Un peu plus tard, Jésus, qui n’a disparu de l’horizon du paralytique guéri que momentanément, le rencontre dans le Temple voisin. Auparavant, non seulement cet homme ne pouvait entrer physiquement dans le Temple en raison de son infirmité, mais il n’en avait pas non plus le droit, car l’entrée dans le parvis du Temple était réservée aux personnes saines de corps. Il a désormais et le droit et la capacité de venir au Temple, pour présenter une offrande de reconnaissance ou pour tout autre but de nature spirituelle. Or, cette seconde rencontre avec Jésus a justement pour but de lui apporter un autre élément de guérison, une guérison spirituelle cette fois. Jésus l’avertit du danger spirituel qui pourrait le guetter et qui est bien pire que sa condition passée de paralytique. Dieu a manifesté sa grâce envers lui, il lui faut désormais vivre une vie de reconnaissance marquée par la lutte contre le péché : « Te voilà guéri, lui dit-il. Mais veille à ne plus pécher, pour qu’il ne t’arrive rien de pire. » Difficile de penser à quelque chose de pire que ces 38 années de vie du paralytique, être misérable, abandonné, dans l’incapacité, sans personne pour l’aider au moment où il en avait le plus besoin. Et pourtant…

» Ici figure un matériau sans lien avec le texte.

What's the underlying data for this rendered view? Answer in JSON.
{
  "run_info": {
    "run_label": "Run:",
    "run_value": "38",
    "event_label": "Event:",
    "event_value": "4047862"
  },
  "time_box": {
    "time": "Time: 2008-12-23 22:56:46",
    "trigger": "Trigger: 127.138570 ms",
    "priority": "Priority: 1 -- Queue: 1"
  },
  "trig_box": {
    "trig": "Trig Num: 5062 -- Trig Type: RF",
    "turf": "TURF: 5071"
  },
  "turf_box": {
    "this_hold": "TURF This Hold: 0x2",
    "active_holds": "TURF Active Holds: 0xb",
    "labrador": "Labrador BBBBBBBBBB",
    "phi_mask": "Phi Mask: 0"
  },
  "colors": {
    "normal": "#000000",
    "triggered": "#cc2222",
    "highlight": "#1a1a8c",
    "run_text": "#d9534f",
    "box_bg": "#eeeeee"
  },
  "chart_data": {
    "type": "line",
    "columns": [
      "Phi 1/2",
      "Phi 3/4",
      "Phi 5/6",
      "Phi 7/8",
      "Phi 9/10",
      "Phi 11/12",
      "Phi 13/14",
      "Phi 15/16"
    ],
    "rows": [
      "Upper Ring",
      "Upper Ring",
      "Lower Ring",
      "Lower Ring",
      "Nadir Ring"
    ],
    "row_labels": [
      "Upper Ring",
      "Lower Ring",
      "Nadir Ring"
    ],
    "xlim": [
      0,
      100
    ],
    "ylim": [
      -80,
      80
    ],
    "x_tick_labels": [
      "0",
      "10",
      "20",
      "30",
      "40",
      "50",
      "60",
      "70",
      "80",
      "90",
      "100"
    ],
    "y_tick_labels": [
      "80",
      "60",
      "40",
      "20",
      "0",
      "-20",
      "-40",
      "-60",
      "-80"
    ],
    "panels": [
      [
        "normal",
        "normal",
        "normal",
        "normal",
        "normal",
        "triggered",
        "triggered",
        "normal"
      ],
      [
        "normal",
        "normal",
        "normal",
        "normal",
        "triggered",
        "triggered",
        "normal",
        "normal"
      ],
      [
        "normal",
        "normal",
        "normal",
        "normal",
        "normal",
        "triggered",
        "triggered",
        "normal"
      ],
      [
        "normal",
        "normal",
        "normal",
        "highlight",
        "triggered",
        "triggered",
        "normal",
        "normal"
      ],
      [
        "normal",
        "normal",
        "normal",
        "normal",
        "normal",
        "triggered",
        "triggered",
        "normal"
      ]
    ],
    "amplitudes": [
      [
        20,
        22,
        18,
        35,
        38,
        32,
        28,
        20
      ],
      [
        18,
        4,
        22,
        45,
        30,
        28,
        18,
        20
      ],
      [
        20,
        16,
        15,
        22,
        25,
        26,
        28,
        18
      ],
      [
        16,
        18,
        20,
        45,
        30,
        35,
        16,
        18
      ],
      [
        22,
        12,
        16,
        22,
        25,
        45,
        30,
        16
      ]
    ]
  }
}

Jésus-Christ nous avertit tous que notre futur éternel doit faire l’objet de notre attention très particulière. Les épreuves qui nous frappent ici-bas, aussi dures soient-elles, ne sont rien en comparaison de ce qui pourrait nous arriver dans l’éternité. Nous y serons jugés par notre propre gratitude ou ingratitude vis-à-vis du Dieu qui nous a fait grâce en Jésus-Christ. L’exigence posée par Jésus vis-à-vis du paralytique qu’il avait guéri n’était pas qu’il vive désormais une vie de pureté totale et parfaite sans aucun péché — chose impossible aux hommes —, mais plutôt qu’il reconnaisse constamment dans sa vie la présence du Dieu sauveur manifestée en Jésus-Christ et ainsi vive par la foi.
Cet homme, animé d’une bonne intention, alla ensuite trouver les chefs religieux du peuple pour leur dire qui était celui qui l’avait guéri. Il rendait témoignage à celui qui l’avait guéri. Les chefs religieux lui avaient demandé : « Qui est celui qui t’a dit : prends et marche », évitant par ces mots de reconnaître qu’il s’agissait bien d’une guérison, et lui, pour la seconde fois, mentionnait cette guérison pour ce qu’elle était.
Dans une méditation suivante, nous verrons comment cette guérison du paralytique par Jésus a mené à une première confrontation directe entre Jésus et les chefs religieux.